Unos segundos después, tras murmurar una respuesta ininteligible y colgar torpemente, salió corriendo calle abajo.




Cuando Rodrigo llegó al hospital, ya parecían estar esperándolo. El hombre a cargo de la recepción solo necesitó echar un vistazo a su aspecto desarreglado, su rostro sonrosado por la carrera y su mirada de desasosiego para saber de quién se trataba.

—¿Rodrigo Herrera? —preguntó de todos modos, para confirmar. Rodrigo asintió frenéticamente—. Nos habían avisado de que estabas en camino. Planta seis, pasillo B, la habitación 602. —Pareció sonreírle—. Te están esperando.

Rodrigo, aliviado, le dio las gracias a toda prisa y se precipitó hacia los ascensores. Parecía que iba todo bien, que no había habido cambios. Había temido que algo pudiese haber ocurrido durante su trayecto hasta ahí, o que hubiera sido una falsa alarma...

Tuvo que controlarse para no moverse por los nervios en el ascensor atestado de gente, y más aún para no abrirse paso a codazos cuando llegaron a su planta. Salió como pudo y recorrió los pasillos a paso ligero —estaba prohibido correr y, por muy ansioso que se sintiera, podían echarlo si causaba problemas— hasta que encontró el que buscaba y fue comprobando las placas metálicas de todas las habitaciones.
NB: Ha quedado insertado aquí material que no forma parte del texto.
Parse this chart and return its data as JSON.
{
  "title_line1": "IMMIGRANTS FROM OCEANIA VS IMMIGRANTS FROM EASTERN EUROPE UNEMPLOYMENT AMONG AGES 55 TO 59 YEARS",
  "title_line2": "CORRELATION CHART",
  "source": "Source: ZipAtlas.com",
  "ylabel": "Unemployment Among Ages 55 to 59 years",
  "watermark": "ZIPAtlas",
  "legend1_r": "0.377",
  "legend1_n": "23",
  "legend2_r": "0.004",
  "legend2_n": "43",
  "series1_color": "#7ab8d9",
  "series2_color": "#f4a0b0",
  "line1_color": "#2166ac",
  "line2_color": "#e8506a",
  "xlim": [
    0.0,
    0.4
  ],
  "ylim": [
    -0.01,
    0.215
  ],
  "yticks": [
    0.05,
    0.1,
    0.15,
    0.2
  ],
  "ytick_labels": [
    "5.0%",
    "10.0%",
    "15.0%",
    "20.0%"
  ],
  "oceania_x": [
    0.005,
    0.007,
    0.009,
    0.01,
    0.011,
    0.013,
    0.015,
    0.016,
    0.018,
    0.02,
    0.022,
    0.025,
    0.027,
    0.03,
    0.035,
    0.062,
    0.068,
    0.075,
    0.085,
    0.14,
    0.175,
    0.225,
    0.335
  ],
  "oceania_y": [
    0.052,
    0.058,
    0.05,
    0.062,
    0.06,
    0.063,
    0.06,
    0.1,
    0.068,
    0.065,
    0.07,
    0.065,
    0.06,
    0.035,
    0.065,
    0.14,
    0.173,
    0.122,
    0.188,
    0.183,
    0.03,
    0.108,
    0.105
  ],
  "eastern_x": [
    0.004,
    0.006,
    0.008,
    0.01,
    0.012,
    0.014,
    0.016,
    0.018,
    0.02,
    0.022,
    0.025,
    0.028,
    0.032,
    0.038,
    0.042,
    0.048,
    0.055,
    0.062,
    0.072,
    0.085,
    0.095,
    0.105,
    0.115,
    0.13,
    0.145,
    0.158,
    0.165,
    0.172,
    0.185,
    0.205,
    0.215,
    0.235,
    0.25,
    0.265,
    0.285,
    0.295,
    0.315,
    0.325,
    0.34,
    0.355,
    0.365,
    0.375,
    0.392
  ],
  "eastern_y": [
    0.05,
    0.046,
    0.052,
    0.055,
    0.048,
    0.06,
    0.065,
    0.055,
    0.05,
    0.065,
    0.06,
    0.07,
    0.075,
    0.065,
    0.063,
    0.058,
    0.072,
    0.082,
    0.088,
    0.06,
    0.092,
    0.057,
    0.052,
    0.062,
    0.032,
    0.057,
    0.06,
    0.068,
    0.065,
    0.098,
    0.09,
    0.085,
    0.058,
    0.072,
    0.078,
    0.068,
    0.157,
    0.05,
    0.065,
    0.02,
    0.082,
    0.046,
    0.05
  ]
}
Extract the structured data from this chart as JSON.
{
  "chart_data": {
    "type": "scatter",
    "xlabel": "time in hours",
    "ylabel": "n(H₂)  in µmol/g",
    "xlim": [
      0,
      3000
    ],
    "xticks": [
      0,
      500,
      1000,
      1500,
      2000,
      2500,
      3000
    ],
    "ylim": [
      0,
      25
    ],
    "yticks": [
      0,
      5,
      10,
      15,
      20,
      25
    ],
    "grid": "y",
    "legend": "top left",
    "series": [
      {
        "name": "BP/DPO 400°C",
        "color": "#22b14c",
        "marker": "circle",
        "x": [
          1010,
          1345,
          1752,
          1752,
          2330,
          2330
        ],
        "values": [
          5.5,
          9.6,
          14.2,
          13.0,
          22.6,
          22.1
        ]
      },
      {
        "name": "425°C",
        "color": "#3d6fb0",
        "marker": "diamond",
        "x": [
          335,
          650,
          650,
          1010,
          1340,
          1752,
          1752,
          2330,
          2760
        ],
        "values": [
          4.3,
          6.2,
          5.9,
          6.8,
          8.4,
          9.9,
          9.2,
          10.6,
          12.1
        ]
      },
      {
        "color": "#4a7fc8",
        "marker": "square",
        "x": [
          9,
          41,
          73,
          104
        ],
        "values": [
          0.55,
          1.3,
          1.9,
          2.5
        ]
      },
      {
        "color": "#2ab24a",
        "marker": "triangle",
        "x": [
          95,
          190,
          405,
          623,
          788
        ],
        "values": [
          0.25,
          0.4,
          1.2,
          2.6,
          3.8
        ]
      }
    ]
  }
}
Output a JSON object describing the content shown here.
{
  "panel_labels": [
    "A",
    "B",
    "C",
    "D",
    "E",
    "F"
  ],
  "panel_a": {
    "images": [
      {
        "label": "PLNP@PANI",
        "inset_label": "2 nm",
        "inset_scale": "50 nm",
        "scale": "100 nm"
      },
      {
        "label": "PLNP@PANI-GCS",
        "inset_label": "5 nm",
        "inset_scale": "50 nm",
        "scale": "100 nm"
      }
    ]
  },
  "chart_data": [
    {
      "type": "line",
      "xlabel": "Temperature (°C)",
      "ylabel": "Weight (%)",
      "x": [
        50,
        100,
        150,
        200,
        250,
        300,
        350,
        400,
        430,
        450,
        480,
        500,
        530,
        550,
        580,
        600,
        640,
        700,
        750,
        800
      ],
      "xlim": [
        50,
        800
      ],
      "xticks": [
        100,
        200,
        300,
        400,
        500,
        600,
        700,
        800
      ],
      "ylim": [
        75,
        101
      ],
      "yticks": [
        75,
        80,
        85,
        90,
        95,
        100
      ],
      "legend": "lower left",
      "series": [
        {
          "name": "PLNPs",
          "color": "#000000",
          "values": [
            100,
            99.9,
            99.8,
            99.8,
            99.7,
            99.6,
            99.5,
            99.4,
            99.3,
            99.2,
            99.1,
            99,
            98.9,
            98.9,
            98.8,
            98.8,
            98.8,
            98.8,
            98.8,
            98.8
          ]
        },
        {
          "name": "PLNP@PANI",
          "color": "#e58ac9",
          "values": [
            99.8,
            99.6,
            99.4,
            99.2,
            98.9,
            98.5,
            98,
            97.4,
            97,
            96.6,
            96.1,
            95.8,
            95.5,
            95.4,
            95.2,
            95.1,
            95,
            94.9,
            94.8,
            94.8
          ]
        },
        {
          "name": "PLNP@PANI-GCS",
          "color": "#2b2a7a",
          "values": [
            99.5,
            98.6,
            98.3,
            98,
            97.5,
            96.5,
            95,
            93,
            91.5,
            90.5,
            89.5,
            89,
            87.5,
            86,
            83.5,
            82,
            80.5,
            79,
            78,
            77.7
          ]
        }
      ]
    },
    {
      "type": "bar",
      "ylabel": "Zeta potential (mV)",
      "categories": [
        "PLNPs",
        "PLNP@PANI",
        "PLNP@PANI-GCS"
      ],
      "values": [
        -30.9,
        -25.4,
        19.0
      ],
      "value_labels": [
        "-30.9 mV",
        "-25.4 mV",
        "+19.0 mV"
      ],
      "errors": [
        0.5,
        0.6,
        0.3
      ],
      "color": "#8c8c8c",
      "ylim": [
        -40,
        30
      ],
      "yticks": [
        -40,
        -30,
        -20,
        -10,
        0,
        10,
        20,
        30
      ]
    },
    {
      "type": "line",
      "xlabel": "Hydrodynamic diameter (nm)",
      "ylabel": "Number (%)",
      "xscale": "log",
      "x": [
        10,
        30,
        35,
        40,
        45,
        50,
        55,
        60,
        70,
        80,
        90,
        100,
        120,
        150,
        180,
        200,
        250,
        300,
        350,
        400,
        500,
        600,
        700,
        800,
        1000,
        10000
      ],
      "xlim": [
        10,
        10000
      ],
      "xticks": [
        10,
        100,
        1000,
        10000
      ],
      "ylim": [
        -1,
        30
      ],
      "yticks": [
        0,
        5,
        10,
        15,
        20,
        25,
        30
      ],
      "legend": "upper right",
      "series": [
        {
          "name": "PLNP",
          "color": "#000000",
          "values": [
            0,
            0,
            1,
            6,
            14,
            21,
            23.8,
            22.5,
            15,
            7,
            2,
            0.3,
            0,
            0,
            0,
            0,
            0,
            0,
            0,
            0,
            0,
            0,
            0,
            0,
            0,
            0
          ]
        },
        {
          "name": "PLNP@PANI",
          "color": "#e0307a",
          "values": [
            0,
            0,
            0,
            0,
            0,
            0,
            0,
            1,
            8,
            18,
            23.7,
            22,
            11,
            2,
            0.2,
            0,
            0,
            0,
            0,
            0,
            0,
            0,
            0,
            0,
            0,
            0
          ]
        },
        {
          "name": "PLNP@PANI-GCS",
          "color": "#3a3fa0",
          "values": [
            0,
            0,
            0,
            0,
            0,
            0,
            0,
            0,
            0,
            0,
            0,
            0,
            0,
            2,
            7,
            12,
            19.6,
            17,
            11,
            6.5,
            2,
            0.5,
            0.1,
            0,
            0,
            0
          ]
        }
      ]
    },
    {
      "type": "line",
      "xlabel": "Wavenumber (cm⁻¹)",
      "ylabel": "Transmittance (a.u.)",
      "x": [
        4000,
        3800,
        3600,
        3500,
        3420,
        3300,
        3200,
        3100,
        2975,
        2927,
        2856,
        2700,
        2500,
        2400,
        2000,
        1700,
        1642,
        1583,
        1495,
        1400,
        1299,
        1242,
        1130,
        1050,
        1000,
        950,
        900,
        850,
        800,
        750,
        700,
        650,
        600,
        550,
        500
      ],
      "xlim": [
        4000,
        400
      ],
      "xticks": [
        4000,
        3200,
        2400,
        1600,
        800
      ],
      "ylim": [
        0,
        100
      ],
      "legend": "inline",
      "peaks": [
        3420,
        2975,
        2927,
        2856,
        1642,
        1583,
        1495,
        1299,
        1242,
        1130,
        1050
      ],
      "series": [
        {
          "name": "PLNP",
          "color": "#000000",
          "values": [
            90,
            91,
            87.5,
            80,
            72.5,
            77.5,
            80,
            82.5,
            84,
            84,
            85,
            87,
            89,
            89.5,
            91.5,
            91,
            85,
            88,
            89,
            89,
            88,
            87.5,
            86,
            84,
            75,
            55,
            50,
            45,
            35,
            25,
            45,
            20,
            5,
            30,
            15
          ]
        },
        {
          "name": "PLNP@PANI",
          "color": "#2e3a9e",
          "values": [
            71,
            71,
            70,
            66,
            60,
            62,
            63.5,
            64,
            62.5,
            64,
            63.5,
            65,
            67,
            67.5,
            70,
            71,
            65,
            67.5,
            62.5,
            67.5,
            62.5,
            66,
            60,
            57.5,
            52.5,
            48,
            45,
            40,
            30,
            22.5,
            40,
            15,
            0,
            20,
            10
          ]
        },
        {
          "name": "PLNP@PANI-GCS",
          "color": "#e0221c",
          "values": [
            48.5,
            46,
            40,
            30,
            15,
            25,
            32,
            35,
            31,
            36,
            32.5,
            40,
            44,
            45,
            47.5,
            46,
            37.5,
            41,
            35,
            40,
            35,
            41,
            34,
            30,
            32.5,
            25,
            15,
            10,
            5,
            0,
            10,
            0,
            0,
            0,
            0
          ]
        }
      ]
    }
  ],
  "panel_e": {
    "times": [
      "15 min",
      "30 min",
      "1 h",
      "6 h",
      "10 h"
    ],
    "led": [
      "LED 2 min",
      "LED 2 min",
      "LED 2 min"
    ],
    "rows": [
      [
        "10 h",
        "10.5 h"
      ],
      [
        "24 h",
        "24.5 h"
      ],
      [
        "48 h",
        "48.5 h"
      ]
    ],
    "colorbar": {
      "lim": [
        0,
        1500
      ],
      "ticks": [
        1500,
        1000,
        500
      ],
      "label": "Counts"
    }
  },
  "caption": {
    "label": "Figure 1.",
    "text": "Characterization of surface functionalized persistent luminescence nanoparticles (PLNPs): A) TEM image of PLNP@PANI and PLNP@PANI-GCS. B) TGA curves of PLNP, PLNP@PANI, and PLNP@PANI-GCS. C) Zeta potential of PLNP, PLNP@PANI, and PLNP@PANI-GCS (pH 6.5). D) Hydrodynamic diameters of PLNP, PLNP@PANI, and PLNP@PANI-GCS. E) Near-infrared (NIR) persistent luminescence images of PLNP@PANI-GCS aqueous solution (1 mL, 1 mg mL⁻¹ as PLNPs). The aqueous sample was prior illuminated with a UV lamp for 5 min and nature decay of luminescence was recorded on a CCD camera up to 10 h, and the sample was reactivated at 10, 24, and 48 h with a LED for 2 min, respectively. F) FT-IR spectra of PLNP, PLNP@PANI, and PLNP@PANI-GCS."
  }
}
Hasta que el número 602 apareció frente a sus ojos.

Rodrigo se detuvo de golpe, casi derrapando. El corazón le latía con fuerza y no podía moverse, como si se hubiera quedado petrificado. Se obligó a serenarse, tomándose unos minutos para respirar mientras el personal del hospital pasaba tras él por el pasillo, algunos dirigiéndole miradas curiosas, otros sin notar su presencia en absoluto. Después, con un hondo suspiro, tomó el pomo y lo giró lentamente.

La habitación era amplia y luminosa, aunque no muy grande. A pesar de ello, en un primer momento le pareció que estaba llena de gente, de rostros que se giraban hacia él y lo miraban con sorpresa. Uno de esos rostros, enmarcado por un hiyab y perteneciente a una chica de ojos oscuros, fue el primero en recuperarse.